The answer is on the back on the photograph. An official stamp indicates, in German, that the photo was approved for distribution by the administration at Stalag 10 B.
Stanislaw and the other men were spending Christmas, probably 1940 or 1941, in a Nazi prisoner of war camp. Stanislaw and his fellow Polish soldiers had been captured in one of the first battles on Polish soil in 1939.
They were taken to Stalag 10 B, at that time a compound of tents surrounded by barbed wire near Sandbostel in north-western Germany. Their first task was to build a more permanent camp.
But Stanislaw didn’t stay there long. He was moved. He spent the rest of the war years in two other PoW camps, Stalag 4 A and Stalag 4 B, before being liberated and falling in love with my mother in a displaced persons camp.
After the war ended, my grandfather told Stanislaw 'Don't come home, Poland is occupied by Communists. It's not safe for you.’ So my father, my mother and I immigrated to Canada. Like my mother, Stanislaw never saw his parents again.
I look at another photo my cousin sent. It’s my father as a young soldier. He’s handsome, serious, young, probably 21. Again, he and his fellow soldiers are unsmiling, but this time I think it's a manifestation of what they thought was expected of them as potential officers in an elite light cavalry brigade: self-confident, dependable, ready for anything.

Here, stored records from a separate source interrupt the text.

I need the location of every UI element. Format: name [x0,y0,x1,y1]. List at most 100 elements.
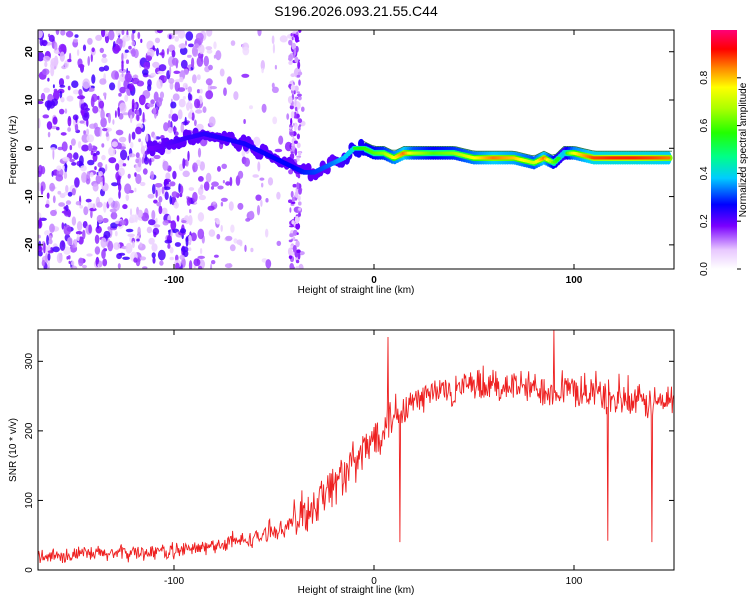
spectrogram-noise-blob [79,155,84,166]
spectrogram-noise-blob [46,235,50,246]
spectrogram-xtick-label: 0 [371,275,377,286]
spectrogram-noise-blob [181,220,187,224]
spectrogram-noise-blob [65,204,69,212]
spectrogram-xlabel: Height of straight line (km) [298,285,415,296]
spectrogram-noise-blob [77,95,86,100]
spectrogram-noise-blob [145,55,152,61]
spectrogram-noise-blob [99,78,107,85]
spectrogram-noise-blob [195,109,203,114]
spectrogram-noise-blob [140,140,144,148]
spectrogram-noise-blob [42,114,50,119]
spectrogram-noise-blob [186,196,191,206]
spectrogram-noise-blob [261,103,267,113]
spectrogram-noise-blob [71,260,75,266]
spectrogram-noise-blob [197,228,205,240]
spectrogram-noise-blob [156,97,163,108]
spectrogram-noise-blob [170,220,177,231]
spectrogram-noise-blob [222,180,225,184]
spectrogram-noise-blob [95,225,102,234]
spectrogram-noise-blob [156,30,163,34]
spectrogram-ytick-label: 20 [24,46,35,58]
spectrogram-noise-blob [101,57,108,64]
spectrogram-noise-blob [63,246,71,255]
spectrogram-noise-blob [241,73,250,78]
colorbar: 0.0 0.2 0.4 0.6 0.8 Normalized spectral ampl… [699,30,749,276]
spectrogram-noise-blob [196,123,204,131]
spectrogram-noise-blob [164,239,173,244]
spectrogram-noise-blob [168,113,172,119]
spectrogram-noise-blob [153,154,161,160]
spectrogram-noise-blob [58,78,65,87]
spectrogram-noise-blob [296,74,301,78]
spectrogram-noise-blob [52,116,58,125]
spectrogram-noise-blob [58,202,65,207]
spectrogram-noise-blob [197,212,205,222]
spectrogram-noise-blob [294,216,300,224]
spectrogram-noise-blob [47,131,51,138]
spectrogram-noise-blob [293,140,298,144]
spectrogram-noise-blob [113,242,121,250]
spectrogram-noise-blob [289,125,294,128]
spectrogram-noise-blob [298,201,302,206]
spectrogram-noise-blob [161,207,168,215]
spectrogram-noise-blob [77,141,82,149]
spectrogram-noise-blob [127,173,131,179]
spectrogram-noise-blob [188,214,193,226]
snr-xlabel: Height of straight line (km) [298,585,415,596]
spectrogram-noise-blob [93,153,97,157]
spectrogram-noise-blob [297,125,301,131]
spectrogram-noise-blob [82,44,87,52]
spectrogram-noise-blob [179,254,185,260]
spectrogram-noise-blob [151,252,156,259]
spectrogram-noise-blob [154,183,163,188]
spectrogram-noise-blob [221,163,227,169]
spectrogram-noise-blob [267,177,274,186]
spectrogram-noise-blob [83,130,86,135]
spectrogram-noise-blob [179,47,188,55]
spectrogram-noise-blob [276,240,282,246]
colorbar-axes: 0.0 0.2 0.4 0.6 0.8 [699,70,741,276]
spectrogram-noise-blob [152,227,160,235]
spectrogram-noise-blob [122,112,130,116]
spectrogram-noise-blob [200,184,204,190]
spectrogram-noise-blob [69,159,75,163]
spectrogram-noise-blob [101,249,106,260]
spectrogram-noise-blob [87,159,95,166]
spectrogram-noise-blob [86,171,91,180]
spectrogram-noise-blob [55,174,64,182]
spectrogram-noise-blob [88,224,92,234]
spectrogram-noise-blob [133,257,138,263]
spectrogram-noise-blob [182,96,186,100]
spectrogram-noise-blob [279,35,288,43]
spectrogram-noise-blob [138,138,142,143]
spectrogram-noise-blob [136,114,140,122]
spectrogram-noise-blob [86,134,95,143]
spectrogram-noise-blob [297,71,303,76]
spectrogram-noise-blob [111,182,119,187]
spectrogram-noise-blob [296,249,301,253]
spectrogram-noise-blob [65,75,70,80]
spectrogram-noise-blob [76,49,80,56]
spectrogram-noise-blob [103,65,110,72]
spectrogram-noise-blob [229,244,236,252]
spectrogram-noise-blob [147,48,155,58]
spectrogram-noise-blob [265,198,269,203]
spectrogram-noise-blob [253,136,261,147]
spectrogram-noise-blob [38,217,42,229]
spectrogram-noise-blob [50,147,56,151]
spectrogram-noise-blob [121,72,124,78]
spectrogram-noise-blob [59,51,65,62]
colorbar-tick-label: 0.4 [699,166,710,180]
spectrogram-noise-blob [261,67,264,74]
spectrogram-noise-blob [151,210,156,220]
spectrogram-noise-blob [139,181,146,187]
spectrogram-noise-blob [38,246,43,252]
snr-xtick-label: 100 [566,576,583,587]
spectrogram-noise-blob [289,263,294,269]
spectrogram-noise-blob [82,229,86,240]
spectrogram-noise-blob [101,143,105,148]
spectrogram-noise-blob [287,96,293,104]
spectrogram-noise-blob [66,256,69,260]
spectrogram-noise-blob [140,38,143,44]
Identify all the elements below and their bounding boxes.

A third picture shows Stanislaw with a group of friends, some time just before 1939. It may be a final get-together before they went off to fight. Stanislaw is at the top right, in a pose that I now see was a trademark of his... three-quarter face, unsmiling, and with hooded eyes that suggest a man who observes closely but keeps his thoughts to himself.

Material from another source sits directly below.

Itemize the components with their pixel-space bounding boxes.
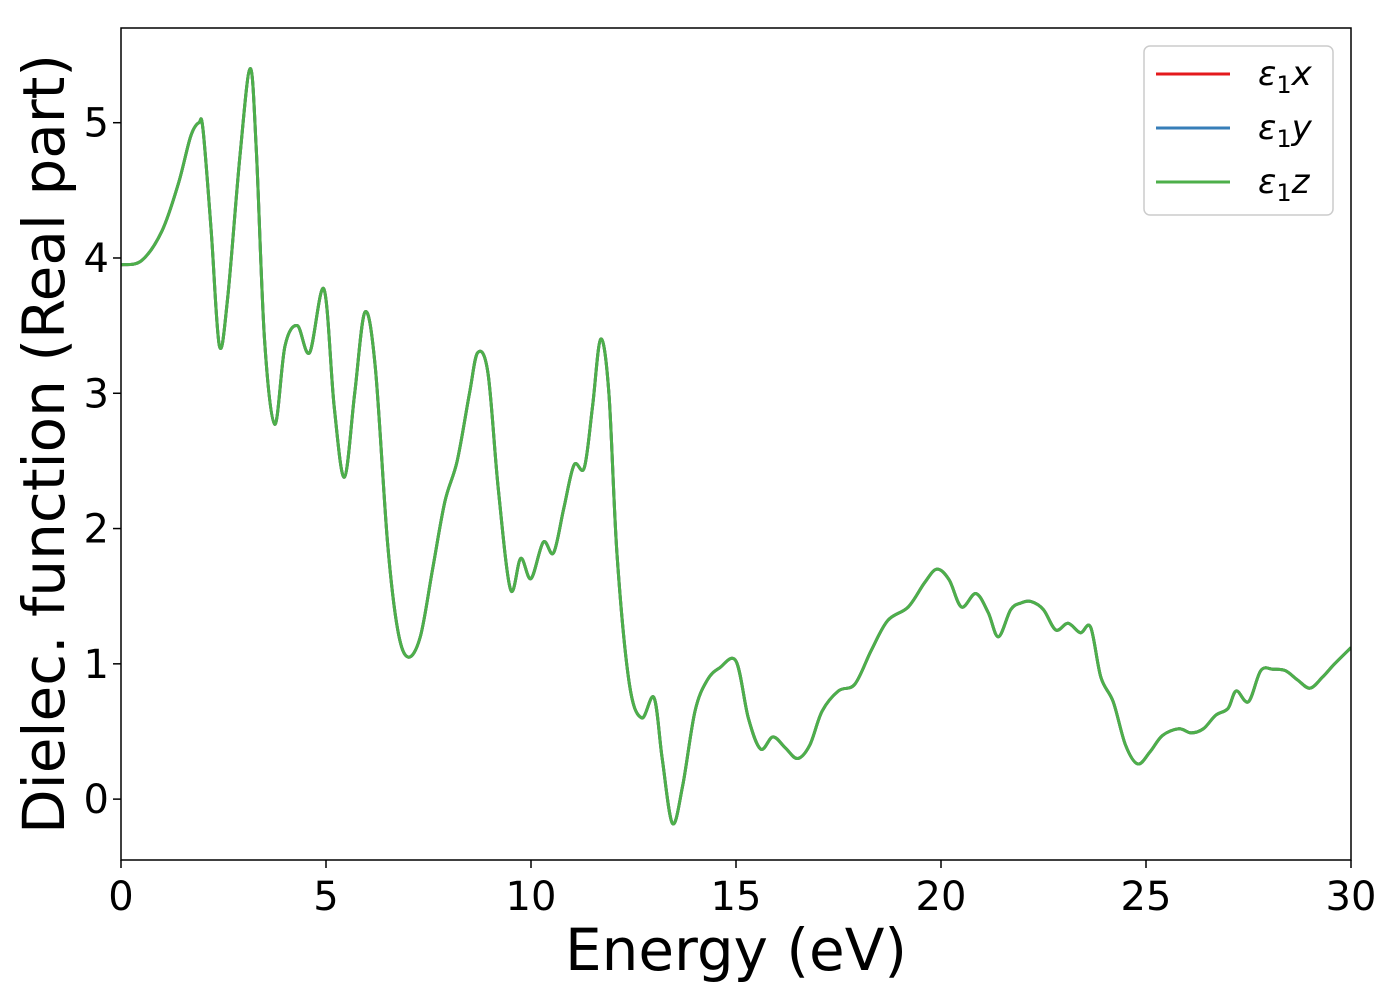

I study the photos of my father, this man who has been a mystery and a source of pain to me for so long. My mother rarely spoke well of him after she left him for his Polish friend Frank. But she did say he was handsome. 'He looked like Richard Burton,' I remember her telling me.

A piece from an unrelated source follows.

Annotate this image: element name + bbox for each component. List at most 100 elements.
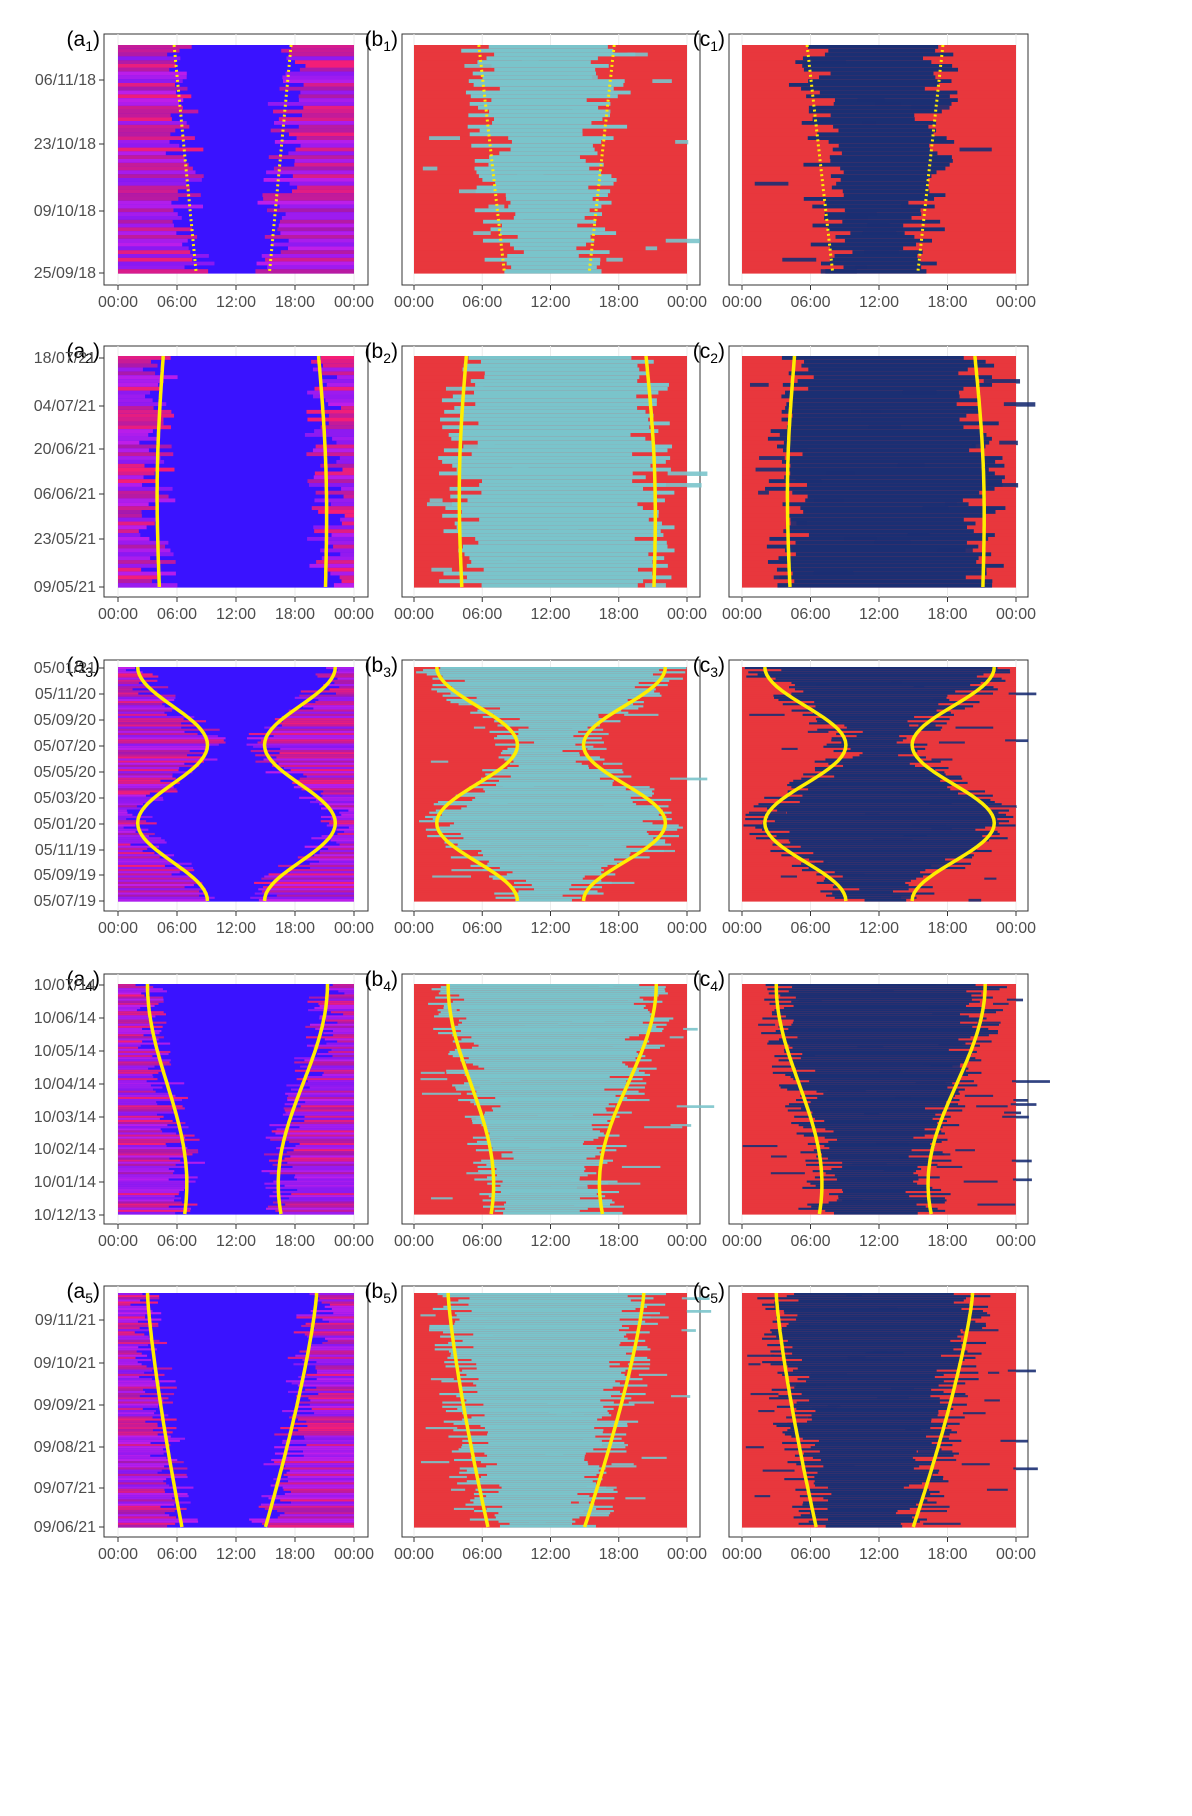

Like the actor, Stanislaw played many roles: a survivor, a lover, a jilted lover, a villain. Most of all, he's a mystery to me. My mother had nothing but bad things to say about him; his family say nothing but good.
And me, the little girl caught up in my parents' drama? I always felt abandoned. And the question I will never get an answer to is the one I have asked so many times over the years: 'Why did he not come looking for me after my mother left him?'
I am reconciled to never getting an answer. But through meeting his family, and seeing the pictures, I feel I know him better. Like my mother, he rarely smiled in his photos. Why should he and Mama? Both of them were scarred by a war that stole their youth, tested their endurance, and consigned them to a life exiled from home and family.
This is so moving and touching to read Halina.
Jim Dunn
Halina, you smile enough for all of them!